Skip Navigation
Expand
Knowledge Advanced URL Content Type
Answer ID 12484   |   Last Review Date 11/29/2022

Why would we use a URL Content Type?

Environment:

  • Oracle B2C Service
  • Sites with Knowledge Advanced only, all versions
  • Authoring, Content Creation for URL Answers

Issue:

A specific Content Type can be added for URLs that you would like to be crawled and appear as articles.  This content type has to have a specific reference key of URL_ANSWER and there has to be one field with reference key URL.  If it also recommended that a field wtih SUMMARY reference key be used as the URL title.  If a summary field is not added then the title will be pulled from the page based on document crawl rules.  The labels can be adjusted to meet customer needs and other fields can be added for documentation, but they are not crawled.  Only a SUMMARY and URL field are crawled and indexed.  If the summary field is a master identifier field it will show up as the title where IM master identifiers are used, like browse, search, find, IM reports etc.  This is what is recommended.
 
Resolution:
 
This content type acts just like any other content type with two exceptions.
1. The URL field is crawled with depth of 1, if the URL is complete and can be crawled.
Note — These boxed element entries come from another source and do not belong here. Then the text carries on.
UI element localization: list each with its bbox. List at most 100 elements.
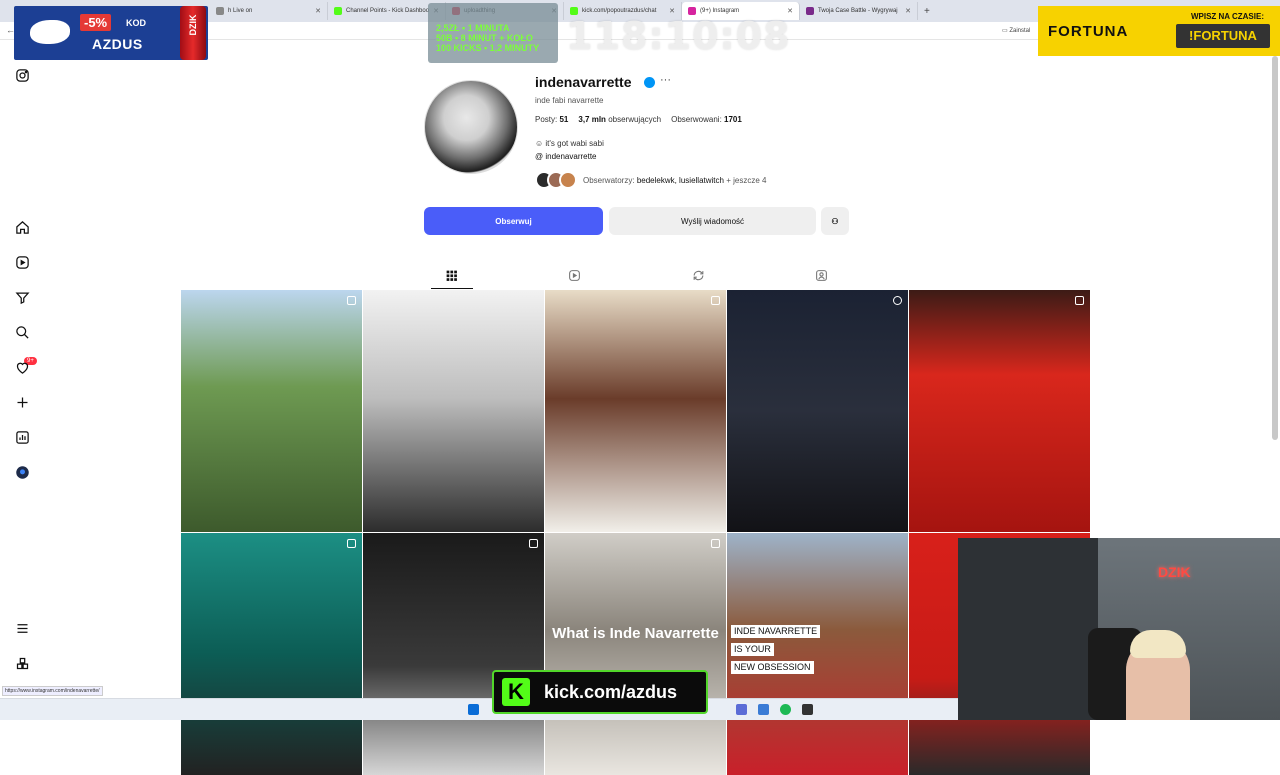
tab-posts[interactable] xyxy=(444,268,458,282)
new-tab-icon[interactable]: + xyxy=(924,6,930,17)
install-label: Zainstal xyxy=(1009,28,1031,34)
post-caption-line: NEW OBSESSION xyxy=(731,661,814,674)
can-text: DZIK xyxy=(188,14,198,36)
browser-tab[interactable]: Twoja Case Battle - Wygrywaj ✕ xyxy=(800,2,918,20)
post-tile[interactable]: INDE NAVARRETTE IS YOUR NEW OBSESSION xyxy=(727,533,908,775)
discount-badge: -5% xyxy=(80,14,112,31)
profile-full-name: inde fabi navarrette xyxy=(535,96,604,105)
reels-tab-icon xyxy=(568,269,580,281)
followed-by-text: Obserwatorzy: bedelekwk, lusiellatwitch … xyxy=(583,176,766,185)
reel-icon xyxy=(893,296,902,305)
following-label: Obserwowani: xyxy=(671,115,722,124)
terminal-icon[interactable] xyxy=(802,704,813,715)
fortuna-label: WPISZ NA CZASIE: xyxy=(1190,12,1264,21)
explore-icon[interactable] xyxy=(14,289,31,306)
posts-stat: Posty: 51 xyxy=(535,115,568,124)
carousel-icon xyxy=(347,296,356,305)
add-user-icon: ⚇ xyxy=(831,216,839,226)
apps-icon[interactable] xyxy=(14,655,31,672)
posts-count: 51 xyxy=(559,115,569,124)
home-icon[interactable] xyxy=(14,219,31,236)
dashboard-icon[interactable] xyxy=(14,429,31,446)
posts-label: Posty: xyxy=(535,115,558,124)
promo-code: AZDUS xyxy=(92,36,143,52)
post-tile[interactable] xyxy=(727,290,908,532)
webcam-overlay: DZIK xyxy=(958,538,1280,720)
donation-rates-overlay: 2,5ZŁ • 1 MINUTA 50B • 8 MINUT + KOŁO 10… xyxy=(428,3,558,63)
tab-reels[interactable] xyxy=(567,268,581,282)
followed-by-names: bedelekwk, lusiellatwitch xyxy=(636,175,724,185)
threads-handle: indenavarrette xyxy=(545,152,597,161)
scrollbar[interactable] xyxy=(1272,56,1278,440)
tab-label: Twoja Case Battle - Wygrywaj xyxy=(818,8,898,14)
post-tile[interactable] xyxy=(909,290,1090,532)
rate-line: 2,5ZŁ • 1 MINUTA xyxy=(436,23,510,33)
post-tile[interactable] xyxy=(363,533,544,775)
profile-icon[interactable] xyxy=(14,464,31,481)
browser-tab[interactable]: h Live on ✕ xyxy=(210,2,328,20)
post-tile[interactable] xyxy=(545,290,726,532)
create-icon[interactable] xyxy=(14,394,31,411)
emoji-icon: ☺ xyxy=(535,139,544,148)
start-icon[interactable] xyxy=(468,704,479,715)
followers-label: obserwujących xyxy=(608,115,662,124)
tagged-icon xyxy=(815,269,827,281)
avatar xyxy=(559,171,577,189)
carousel-icon xyxy=(711,296,720,305)
following-stat[interactable]: Obserwowani: 1701 xyxy=(671,115,742,124)
instagram-logo-icon[interactable] xyxy=(14,67,31,84)
tab-favicon xyxy=(806,7,814,15)
threads-icon: @ xyxy=(535,152,544,161)
threads-link[interactable]: @ indenavarrette xyxy=(535,152,597,161)
repost-icon xyxy=(693,270,703,280)
send-message-button[interactable]: Wyślij wiadomość xyxy=(609,207,816,235)
tab-label: Channel Points - Kick Dashboo xyxy=(346,8,430,14)
post-caption: What is Inde Navarrette xyxy=(552,625,719,642)
app-icon[interactable] xyxy=(758,704,769,715)
discord-icon[interactable] xyxy=(736,704,747,715)
kick-url: kick.com/azdus xyxy=(544,682,678,702)
menu-icon[interactable] xyxy=(14,620,31,637)
post-tile[interactable] xyxy=(181,533,362,775)
neon-sign: DZIK xyxy=(1158,564,1191,580)
kick-logo-icon: K xyxy=(502,678,530,706)
profile-bio: ☺ it's got wabi sabi xyxy=(535,139,604,148)
suggest-user-button[interactable]: ⚇ xyxy=(821,207,849,235)
reels-icon[interactable] xyxy=(14,254,31,271)
tab-favicon xyxy=(216,7,224,15)
post-tile[interactable]: What is Inde Navarrette xyxy=(545,533,726,775)
post-tile[interactable] xyxy=(181,290,362,532)
verified-badge-icon xyxy=(644,77,655,88)
following-count: 1701 xyxy=(724,115,742,124)
search-icon[interactable] xyxy=(14,324,31,341)
post-caption-line: IS YOUR xyxy=(731,643,774,656)
followers-stat[interactable]: 3,7 mln obserwujących xyxy=(578,115,661,124)
tab-reposts[interactable] xyxy=(691,268,705,282)
close-tab-icon[interactable]: ✕ xyxy=(315,7,321,15)
carousel-icon xyxy=(529,539,538,548)
tab-tagged[interactable] xyxy=(814,268,828,282)
instagram-sidebar: 9+ xyxy=(0,60,46,700)
fortuna-code: !FORTUNA xyxy=(1176,24,1270,48)
bio-text: it's got wabi sabi xyxy=(545,139,604,148)
promo-overlay: -5% KOD AZDUS DZIK xyxy=(14,6,208,60)
streamer-hair xyxy=(1130,630,1186,658)
heart-icon[interactable] xyxy=(14,359,31,376)
code-label: KOD xyxy=(126,18,146,28)
post-caption-line: INDE NAVARRETTE xyxy=(731,625,821,638)
kick-overlay: K kick.com/azdus xyxy=(492,670,708,714)
fortuna-logo: FORTUNA xyxy=(1048,23,1129,40)
active-tab-indicator xyxy=(431,288,473,289)
install-app-button[interactable]: ▭ Zainstal xyxy=(1002,27,1030,34)
followed-by[interactable]: Obserwatorzy: bedelekwk, lusiellatwitch … xyxy=(535,170,766,190)
profile-avatar[interactable] xyxy=(424,80,518,174)
close-tab-icon[interactable]: ✕ xyxy=(905,7,911,15)
spotify-icon[interactable] xyxy=(780,704,791,715)
grid-icon xyxy=(446,270,457,281)
posts-grid: What is Inde Navarrette INDE NAVARRETTE … xyxy=(181,290,1091,775)
status-url: https://www.instagram.com/indenavarrette… xyxy=(2,686,103,696)
follow-button[interactable]: Obserwuj xyxy=(424,207,603,235)
more-options-icon[interactable]: ··· xyxy=(660,74,671,86)
post-tile[interactable] xyxy=(363,290,544,532)
shelf xyxy=(958,538,1098,720)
The URL can point to valid KA supported document type like HTML (like https://docs.python.org/3/library/decimal.html), PDF, MS-WORD, MS-EXCEL, MS-POWERPOINT, TEXT, XML, IQXML, RTF, OPEN-OFFICE-DOCUMENT, OPEN-OFFICE-SPREADSHEET and OPEN-OFFICE-PRESENTATION.
2. The content type article itself is not shown to users except in the preview pane, just the URL is opened when the article is opened from the search or browse functions.  Any extra fields are for information purposes in authoring only.
 
The differences between an external web collection created in the collection setup interface are:
1. External web collections are scheduled to crawl incrementally for every 15 minutes for changes based on timestamps. External web collections are crawled in FULL mode (Complete re-crawl and re-index) weekly for all changes.  The URL answer is only crawled when the content article is updated.  Since the content is a URL the up to date content is always shown, but there could be an phrase or excerpt returned in search that is no longer correct.
2. The External web collection is a spider crawl, there is no depth but there is a limit to the collection size.  The URL answer is only crawled as a single url page.
 
Conclusion:

What this might be best for is documents that you want to host on your own server.  HTML pages themselves might be better in a web collection unless they are very static and you really only want one page crawled.